若者が入職しない理由にも挙げられており、人材確保のために労働環境を改善しなければなりません。

生産性の低下

少ない休暇日数で、長時間労働を続けていると生産性は低下していまします。業務の幅は現場作業だけでなく、膨大な事務作業も含まれます。書類作成に必要となるデータを、紙やエクセルで管理している会社も多く、非効率を招いています。

これら3つの要素が絡み合って、ますます生産性は低下しています。現状を打破するために、AIの導入が求められているのです。

AI導入事例集

AI導入事例集

以下では3つの事例を紹介します。

AI導入事例集
  • 無尽施工機
  • 工事進捗管理
  • 風速予測

無人施工機

工事現場では重機を操作する人員はこれまで欠かせませんでした。しかし今後は人員を割く必要は無くなるかもしれません。
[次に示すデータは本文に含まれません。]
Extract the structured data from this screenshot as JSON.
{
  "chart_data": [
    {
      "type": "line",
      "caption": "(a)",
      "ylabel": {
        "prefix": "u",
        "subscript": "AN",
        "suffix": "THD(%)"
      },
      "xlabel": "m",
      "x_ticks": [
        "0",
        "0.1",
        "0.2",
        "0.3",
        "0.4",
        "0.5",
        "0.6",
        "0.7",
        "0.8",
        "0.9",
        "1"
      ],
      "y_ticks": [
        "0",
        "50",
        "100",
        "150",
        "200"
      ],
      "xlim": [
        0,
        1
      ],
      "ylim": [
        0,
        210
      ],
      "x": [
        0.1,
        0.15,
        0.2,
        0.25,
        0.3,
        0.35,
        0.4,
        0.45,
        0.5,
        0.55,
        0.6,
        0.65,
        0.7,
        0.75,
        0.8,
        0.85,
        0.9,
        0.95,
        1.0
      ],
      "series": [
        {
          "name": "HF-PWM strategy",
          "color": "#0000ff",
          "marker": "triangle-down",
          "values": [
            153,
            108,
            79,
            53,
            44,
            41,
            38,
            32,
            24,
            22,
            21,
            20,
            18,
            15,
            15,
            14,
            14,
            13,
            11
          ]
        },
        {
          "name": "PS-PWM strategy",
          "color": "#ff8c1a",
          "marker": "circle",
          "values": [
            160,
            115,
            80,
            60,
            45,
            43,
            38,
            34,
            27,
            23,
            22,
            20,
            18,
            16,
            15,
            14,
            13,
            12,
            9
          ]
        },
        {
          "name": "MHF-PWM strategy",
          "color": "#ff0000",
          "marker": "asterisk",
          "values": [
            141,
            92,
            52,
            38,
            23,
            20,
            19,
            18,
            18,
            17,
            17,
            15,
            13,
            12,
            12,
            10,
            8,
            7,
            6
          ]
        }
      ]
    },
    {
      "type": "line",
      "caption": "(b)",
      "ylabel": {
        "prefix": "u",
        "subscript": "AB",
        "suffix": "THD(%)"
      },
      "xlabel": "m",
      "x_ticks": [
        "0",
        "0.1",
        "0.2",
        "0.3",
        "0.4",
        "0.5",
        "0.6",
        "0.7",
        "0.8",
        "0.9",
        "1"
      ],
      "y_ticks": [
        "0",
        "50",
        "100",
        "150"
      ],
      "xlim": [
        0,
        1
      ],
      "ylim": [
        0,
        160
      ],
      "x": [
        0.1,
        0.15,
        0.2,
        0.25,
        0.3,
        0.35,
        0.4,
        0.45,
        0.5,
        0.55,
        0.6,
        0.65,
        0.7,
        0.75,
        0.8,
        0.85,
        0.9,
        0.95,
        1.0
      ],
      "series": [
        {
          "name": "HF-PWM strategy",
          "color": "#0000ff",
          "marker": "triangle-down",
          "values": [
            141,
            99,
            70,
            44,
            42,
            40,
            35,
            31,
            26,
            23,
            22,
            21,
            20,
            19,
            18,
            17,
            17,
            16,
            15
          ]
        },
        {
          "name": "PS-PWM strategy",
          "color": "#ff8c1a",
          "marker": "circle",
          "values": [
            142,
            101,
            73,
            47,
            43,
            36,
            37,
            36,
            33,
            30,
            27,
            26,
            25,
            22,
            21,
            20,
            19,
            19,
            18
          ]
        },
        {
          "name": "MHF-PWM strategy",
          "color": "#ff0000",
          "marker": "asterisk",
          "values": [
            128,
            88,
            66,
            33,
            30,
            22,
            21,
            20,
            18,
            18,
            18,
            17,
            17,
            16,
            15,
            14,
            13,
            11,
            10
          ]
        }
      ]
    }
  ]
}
大成建設は、振動ローラーを無人で操作するシステムを開発しました。振動ローラーを無人で安全に動かすために、自律運転を行う「走行制御システム」と、人・モノと接触しない「人検知止システム」にAIを採用しました。走行の誤差は20cm以下、カメラ画像で人を検知すると止まります。

これを応用することで他の重機も自動で運転できると期待され、生産性の向上につなげられるでしょう。

工事進捗管理

最近では、工事進捗を施工管理者が現場に設置している定点カメラの映像を確認し、状況の判断をしていました。しかし映像だけでは、進捗状況がパッと見ただけでわからなかったり、施工量・距離・面積などの定量的な情報がわかりにくいという課題もありました。そこで登場したのが「工事進捗管理システム」です。

リアルタイムで撮影している映像を、3D映像に変換して関連する施工データを表示することができます。進捗状況を直感的にわかりやすくなるでしょう。また、タッチパネルに触れるだけで任意のエリアの面積・距離を算出できます。さらに、映像内で動いている重機(ダプ・バックホウ・ブルドーザなど)を識別し、30分ごとの運搬台数を把握することも可能です。

遠隔地からでもこれらの情報を確認できれば、スムーズな施工管理を行えるでしょう。

風速予測

高精度かつピンポイントの気象予測を可能とするAIです。工事現場では突風にあおられクレーン転倒などの事故が発生したり、作業の遅延を招いたりといった自体がありました。しかし、一般の天気予報では細かな地域の予報までは見れません。

そこで風速系データ・気象観測データを学習したAIに、工事現場の約6時間後までの風速を予測させました。風速を把握することで、危険を察知したり、効率的な作業スケジュールを組むことができるでしょう。

まとめ

AIを建築現場に導入することでこれまで生じていた「人手不足」「労働環境の悪化」「生産性の低下」などの課題を改善できると期待されています。今後も研究を続ければ、少ない人員でより高い生産性を発揮できるでしょう。